I felt the strain on my knee and leg as her bony foot struck me. It was not a good kick, but it was strategically aimed. Crunch! My knee, which was already a little wonky from the marathon, was suddenly in agony.
“Ah!” I yelped. But I stayed put, pressing my gloved hand firmly into her neck.
There was blood oozing through my fingers. I could hear sneakered feet and voices coming down the hall, it was only a minute before I would have help. I looked down into the sweet cornflower blue eyes that looked up at me.
“Stop trying to kill me!” she spat through gritted teeth.
I adored her.
I smiled and said in my most reassuring voice, “I’m a nurse. I’m not here to hurt you. Mrs (Smith), just relax. You are safe.”
Sadly, I don't think she was reassured. She narrowed her eyes and dug her nails into my arm. They were long and sharp, painted an orangy red color and she triumphantly grinned as got one of them into the skin. A trickle of my blood dripped down into her bed.
And I continued to hold pressure on the open wound on her neck.
I continued to reassure her.
The rest of the nurses descended on us, and I moved from “emergency pressure holder” to “hand holder”.
By hand holder I really mean, “I continued to allow that poor woman to try to rip the skin off my arm so that other nurses could apply bandages to her bleeding jugular.”
These are my people. Sweet confused people who are so ill that they think that I, the nurse, am not who I say I am. Patient’s who call me Morris.
Patients who believe that I am people from their past who’ve come to call on them. Or haunt them.
These are my people.

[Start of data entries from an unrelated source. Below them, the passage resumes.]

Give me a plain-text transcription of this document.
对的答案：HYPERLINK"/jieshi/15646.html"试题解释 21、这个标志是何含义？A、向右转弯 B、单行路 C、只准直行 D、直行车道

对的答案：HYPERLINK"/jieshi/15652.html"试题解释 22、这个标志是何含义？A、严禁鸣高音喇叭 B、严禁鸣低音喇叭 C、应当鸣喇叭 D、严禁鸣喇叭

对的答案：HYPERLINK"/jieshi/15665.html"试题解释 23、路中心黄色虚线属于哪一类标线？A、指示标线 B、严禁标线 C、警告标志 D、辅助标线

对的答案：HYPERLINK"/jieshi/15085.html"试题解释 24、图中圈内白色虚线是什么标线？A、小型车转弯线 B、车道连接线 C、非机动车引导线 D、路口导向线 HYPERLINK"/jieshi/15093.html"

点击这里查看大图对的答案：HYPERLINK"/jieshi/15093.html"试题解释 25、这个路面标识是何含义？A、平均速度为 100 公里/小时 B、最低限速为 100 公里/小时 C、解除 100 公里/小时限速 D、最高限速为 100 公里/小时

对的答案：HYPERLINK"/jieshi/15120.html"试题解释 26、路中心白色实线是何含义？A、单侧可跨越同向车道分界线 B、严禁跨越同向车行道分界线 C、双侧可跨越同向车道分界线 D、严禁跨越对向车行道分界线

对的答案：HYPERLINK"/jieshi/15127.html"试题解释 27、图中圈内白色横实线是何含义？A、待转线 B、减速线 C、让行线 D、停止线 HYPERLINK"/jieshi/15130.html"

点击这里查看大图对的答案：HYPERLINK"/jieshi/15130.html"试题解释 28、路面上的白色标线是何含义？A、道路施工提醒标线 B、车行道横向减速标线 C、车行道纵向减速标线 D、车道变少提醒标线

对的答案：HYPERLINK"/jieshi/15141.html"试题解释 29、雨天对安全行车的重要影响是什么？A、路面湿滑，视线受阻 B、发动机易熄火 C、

And I really do love them.
Regardless of how truly fond I am of my confused patients, when I got up the next morning my leg couldn’t bear weight at 100%. Holy WHAT? I was limping for much of the day because it just felt so uncomfortable. Thankfully, I
totally panicked and reached out to TMB before most people are even awake spoke rationally to a friend who recommended I head to see the Witch Dr.
At least The Witch Dr could evaluate my situation.
And thankfully, after he treated me for a solid 20 minutes with some medieval torture devices and his thumb, he pronounced me “probably ok” with a promise to “re-evaluate next week if I wasn’t 100%”.
So there you go. Walking into a patient’s room is far more dangerous for my knees than running a marathon.
And you know what I’m going to do again in a few days? Walk into that “same” patient’s room. Even if it’s a different patient.